Quanto à hipótese de o governo federal usar os dividendos que recebe da Petrobras para formar um fundo amenizador das flutuações de preços, há de se lembrar o seguinte: a União detém 50,3% do capital com direito a voto, o que lhe dá o controle sobre a empresa; no entanto, do capital total da empresa, a União detém apenas 28,7% – logo, 71,3% do capital é representado por ações em poder do público. Assim, vale mencionar que os dividendos pagos pela companhia são uma fração dos lucros (a lei das sociedades por ações define que no mínimo 25% dos lucros devem ser pagos aos acionistas como dividendos) e, dessa fração, menos de um terço pertence ao governo federal, pois os dividendos são proporcionais às ações detidas pelo acionista.

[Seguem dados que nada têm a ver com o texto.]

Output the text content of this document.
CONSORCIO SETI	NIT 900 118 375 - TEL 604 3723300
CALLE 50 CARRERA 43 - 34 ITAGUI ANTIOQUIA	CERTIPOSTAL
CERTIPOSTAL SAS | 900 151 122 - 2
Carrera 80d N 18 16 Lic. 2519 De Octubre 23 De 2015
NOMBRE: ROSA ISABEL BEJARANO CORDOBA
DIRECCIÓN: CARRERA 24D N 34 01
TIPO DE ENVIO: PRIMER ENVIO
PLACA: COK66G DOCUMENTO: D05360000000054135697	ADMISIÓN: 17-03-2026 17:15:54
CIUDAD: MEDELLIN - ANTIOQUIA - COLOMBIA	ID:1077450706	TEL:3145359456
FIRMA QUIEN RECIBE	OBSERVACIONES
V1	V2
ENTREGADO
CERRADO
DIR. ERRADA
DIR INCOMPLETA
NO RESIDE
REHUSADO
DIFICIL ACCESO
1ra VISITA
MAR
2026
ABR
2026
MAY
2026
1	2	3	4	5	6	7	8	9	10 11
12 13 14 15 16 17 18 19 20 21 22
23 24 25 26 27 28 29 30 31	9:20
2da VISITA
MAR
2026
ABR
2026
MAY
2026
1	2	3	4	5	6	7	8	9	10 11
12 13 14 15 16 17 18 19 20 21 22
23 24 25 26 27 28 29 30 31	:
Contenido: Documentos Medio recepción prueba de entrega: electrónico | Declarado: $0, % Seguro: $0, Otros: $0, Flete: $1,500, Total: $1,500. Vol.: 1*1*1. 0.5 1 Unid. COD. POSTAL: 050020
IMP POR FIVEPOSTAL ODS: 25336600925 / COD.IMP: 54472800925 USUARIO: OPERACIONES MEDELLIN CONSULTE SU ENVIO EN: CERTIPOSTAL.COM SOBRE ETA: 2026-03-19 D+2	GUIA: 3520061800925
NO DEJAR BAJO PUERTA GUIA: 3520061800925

A proposta velha e repetida de controlar os preços dos combustíveis, como fez Dilma Rousseff com consequências desastrosas para a empresa, mereceu de Joaquim Silva e Luna, presidente da Petrobras, imediato rechaço: “se o preço for represado, vai haver desabastecimento de combustível”, afirmou. De qualquer forma, toda discussão é boa, principalmente se ocorrer com base em fatos, dados e conhecimento do problema. Mas a Petrobras se tornou tão intocável que, nas duas campanhas eleitorais que elegeram Lula, o PT resolveu acusar seus adversários de terem planos para privatizar a Petrobras, o Banco do Brasil e a Caixa Econômica Federal. Com medo de perder votos, os adversários vieram a público assumir o compromisso explícito de não privatizar qualquer dessas empresas – em 2006, o tucano Geraldo Alckmin chegou a vestir um macacão repleto de logomarcas de estatais.
O discurso de Lula e do PT é velho e batido. Eles vivem afirmando que seus adversários querem vender o patrimônio público e que isso seria contra o povo. Uma voz dura discordante desse discurso foi levantada pelo economista Roberto Campos, ministro, embaixador, senador e deputado federal, ao dizer que mais cedo ou mais tarde a sociedade iria se dar conta de que até mesmo essas empresas seriam mal usadas pelos governantes, e seria bom privatizá-las. Roberto Campos foi profético, pois a Petrobras foi saqueada pelos crimes do petrolão e pelos prejuízos com a interferência da presidente Dilma Rousseff, que nomeou dirigentes amadores para comandar a empresa, passou a interferir nas decisões estratégicas, congelou os preços dos derivados de petróleo por quatro anos, provocou a redução dos investimentos, a piora dos indicadores financeiros, o baixo crescimento da produção, a desconfiança dos investidores nacionais e estrangeiros e a decadência daquela que era uma empresa próspera e lucrativa. Quando surgiram notícias de que a Petrobras enfrentava problemas de caixa e estava atrasando pagamentos a fornecedores, o mercado passou a desacreditar no futuro da empresa e os preços de suas ações despencaram.
Se o problema é complexo, se não existem soluções mágicas, se o Brasil insiste em ter praticamente somente uma empresa estatal e monopolista num setor tão importante, faz-se urgente obter informações, estudar a questão, debater todo o cenário, analisar hipóteses contrárias e informar os detalhes ao público, pois a mania de ficar na superfície rasa do assunto, que é difícil, e lançar propostas com fins meramente eleitoreiros não faz bem nenhum ao país.